Large inverse spin Hall effect in BiSb topological insulator for 4 Tb/in2 magnetic recording technology

It is technically challenging to shrink the size of a tunneling magnetoresistance reader to below 20 nm for magnetic recording technology beyond 4 Tb/in(2) due to its complex film stack. Recently, we proposed a reader architecture based on the inverse spin Hall effect to resolve those challenges, referred below as spin-orbit torque (SOT) reader, whose structure consists of a SOT layer and a ferromagnetic layer. However, the heavy metal-based SOT reader has small output voltage and low signal-to-noise ratio (SNR) due to the limited spin Hall angle theta(SH) (< 1) of heavy metals.
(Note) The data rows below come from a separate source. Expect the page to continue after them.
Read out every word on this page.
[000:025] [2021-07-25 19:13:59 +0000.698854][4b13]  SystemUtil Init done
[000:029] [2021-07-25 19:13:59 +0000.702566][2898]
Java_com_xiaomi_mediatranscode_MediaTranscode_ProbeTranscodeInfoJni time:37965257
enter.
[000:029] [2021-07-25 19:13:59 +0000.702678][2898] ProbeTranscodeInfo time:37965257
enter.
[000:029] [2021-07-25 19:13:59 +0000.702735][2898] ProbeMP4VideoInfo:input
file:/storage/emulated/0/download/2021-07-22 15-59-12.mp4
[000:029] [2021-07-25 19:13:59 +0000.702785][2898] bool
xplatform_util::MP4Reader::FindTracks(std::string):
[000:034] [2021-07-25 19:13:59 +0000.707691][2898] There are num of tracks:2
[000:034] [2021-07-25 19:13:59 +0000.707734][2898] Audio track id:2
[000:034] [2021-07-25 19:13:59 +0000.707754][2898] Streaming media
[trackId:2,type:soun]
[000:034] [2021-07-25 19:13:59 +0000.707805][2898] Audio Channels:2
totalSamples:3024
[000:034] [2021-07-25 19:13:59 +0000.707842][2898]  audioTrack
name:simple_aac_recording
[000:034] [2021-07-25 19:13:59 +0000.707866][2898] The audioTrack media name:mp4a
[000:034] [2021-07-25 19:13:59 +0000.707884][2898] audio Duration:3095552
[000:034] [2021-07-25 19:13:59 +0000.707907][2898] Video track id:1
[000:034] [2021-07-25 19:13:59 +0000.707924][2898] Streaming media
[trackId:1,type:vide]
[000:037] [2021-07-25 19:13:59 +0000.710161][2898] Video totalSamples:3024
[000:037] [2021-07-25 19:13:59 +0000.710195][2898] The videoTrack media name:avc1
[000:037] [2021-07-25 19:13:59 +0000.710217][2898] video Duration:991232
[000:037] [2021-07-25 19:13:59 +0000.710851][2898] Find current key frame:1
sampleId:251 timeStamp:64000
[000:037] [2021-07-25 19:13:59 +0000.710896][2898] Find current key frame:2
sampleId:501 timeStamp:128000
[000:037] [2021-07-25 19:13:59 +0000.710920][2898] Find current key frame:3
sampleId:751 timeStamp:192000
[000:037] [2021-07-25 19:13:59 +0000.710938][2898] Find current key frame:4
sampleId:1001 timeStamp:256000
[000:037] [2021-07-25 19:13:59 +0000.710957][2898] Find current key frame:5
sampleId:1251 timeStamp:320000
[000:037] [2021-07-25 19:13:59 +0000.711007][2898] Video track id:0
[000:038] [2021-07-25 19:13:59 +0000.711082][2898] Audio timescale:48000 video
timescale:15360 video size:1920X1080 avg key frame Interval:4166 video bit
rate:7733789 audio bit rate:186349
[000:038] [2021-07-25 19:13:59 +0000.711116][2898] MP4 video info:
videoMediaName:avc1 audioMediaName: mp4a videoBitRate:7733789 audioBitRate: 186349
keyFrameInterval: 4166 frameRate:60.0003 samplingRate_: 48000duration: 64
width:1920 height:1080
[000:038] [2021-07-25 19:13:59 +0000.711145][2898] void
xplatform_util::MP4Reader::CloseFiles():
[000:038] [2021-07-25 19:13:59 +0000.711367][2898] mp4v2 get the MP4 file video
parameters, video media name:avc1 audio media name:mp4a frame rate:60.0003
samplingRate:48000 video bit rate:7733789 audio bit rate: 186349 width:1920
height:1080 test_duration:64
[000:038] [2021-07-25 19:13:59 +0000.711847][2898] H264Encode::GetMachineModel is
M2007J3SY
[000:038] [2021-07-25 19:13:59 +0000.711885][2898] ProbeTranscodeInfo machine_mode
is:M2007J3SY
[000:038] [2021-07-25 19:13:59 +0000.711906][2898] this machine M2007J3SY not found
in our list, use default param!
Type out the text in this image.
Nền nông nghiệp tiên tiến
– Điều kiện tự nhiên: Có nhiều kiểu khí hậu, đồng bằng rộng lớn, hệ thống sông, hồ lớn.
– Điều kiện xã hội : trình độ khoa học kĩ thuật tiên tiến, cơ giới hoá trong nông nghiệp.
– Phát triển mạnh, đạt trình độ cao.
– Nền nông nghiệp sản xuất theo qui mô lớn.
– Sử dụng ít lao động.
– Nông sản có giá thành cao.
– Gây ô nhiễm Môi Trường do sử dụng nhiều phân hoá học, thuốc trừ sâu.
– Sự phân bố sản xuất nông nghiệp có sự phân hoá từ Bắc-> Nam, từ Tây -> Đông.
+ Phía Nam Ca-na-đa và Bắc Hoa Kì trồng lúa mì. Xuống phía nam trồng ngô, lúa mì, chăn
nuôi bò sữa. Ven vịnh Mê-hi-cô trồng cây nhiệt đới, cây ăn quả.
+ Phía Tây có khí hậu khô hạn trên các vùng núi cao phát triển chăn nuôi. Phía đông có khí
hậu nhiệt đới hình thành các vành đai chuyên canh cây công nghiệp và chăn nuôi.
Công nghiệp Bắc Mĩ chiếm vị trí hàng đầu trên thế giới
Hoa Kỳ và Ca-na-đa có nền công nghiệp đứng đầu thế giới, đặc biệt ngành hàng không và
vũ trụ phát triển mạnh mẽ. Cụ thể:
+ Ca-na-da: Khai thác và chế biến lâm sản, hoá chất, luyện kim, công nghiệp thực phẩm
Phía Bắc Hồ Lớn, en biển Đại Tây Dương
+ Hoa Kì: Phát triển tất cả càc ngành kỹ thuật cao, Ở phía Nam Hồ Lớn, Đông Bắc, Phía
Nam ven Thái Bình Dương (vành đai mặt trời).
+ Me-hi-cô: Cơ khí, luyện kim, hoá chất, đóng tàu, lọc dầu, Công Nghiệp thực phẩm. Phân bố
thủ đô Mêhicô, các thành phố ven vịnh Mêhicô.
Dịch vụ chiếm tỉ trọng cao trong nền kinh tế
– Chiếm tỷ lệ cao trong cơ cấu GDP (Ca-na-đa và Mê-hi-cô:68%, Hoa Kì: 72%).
In this Letter, we demonstrate the integration of BiSb topological insulator with strong inverse spin Hall effect into the SOT reader that can significantly improve the output voltage and SNR. First, we theoretically calculate the noises in a 20 x 20 nm(2) BiSb-based SOT reader to establish the relationships between SNR and theta(SH) at various bias currents. We then demonstrate proof-of-concept BiSb-based SOT readers using CoFe/MgO/BiSb stack, which show large output voltages up to 15 mV at an input current of 9.4 kA/cm(2) at room temperature. We project a giant theta(SH) = 61 for BiSb. Our work demonstrates the potential of BiSb for SOT reader beyond 4 Tb/in(2) magnetic recording technology.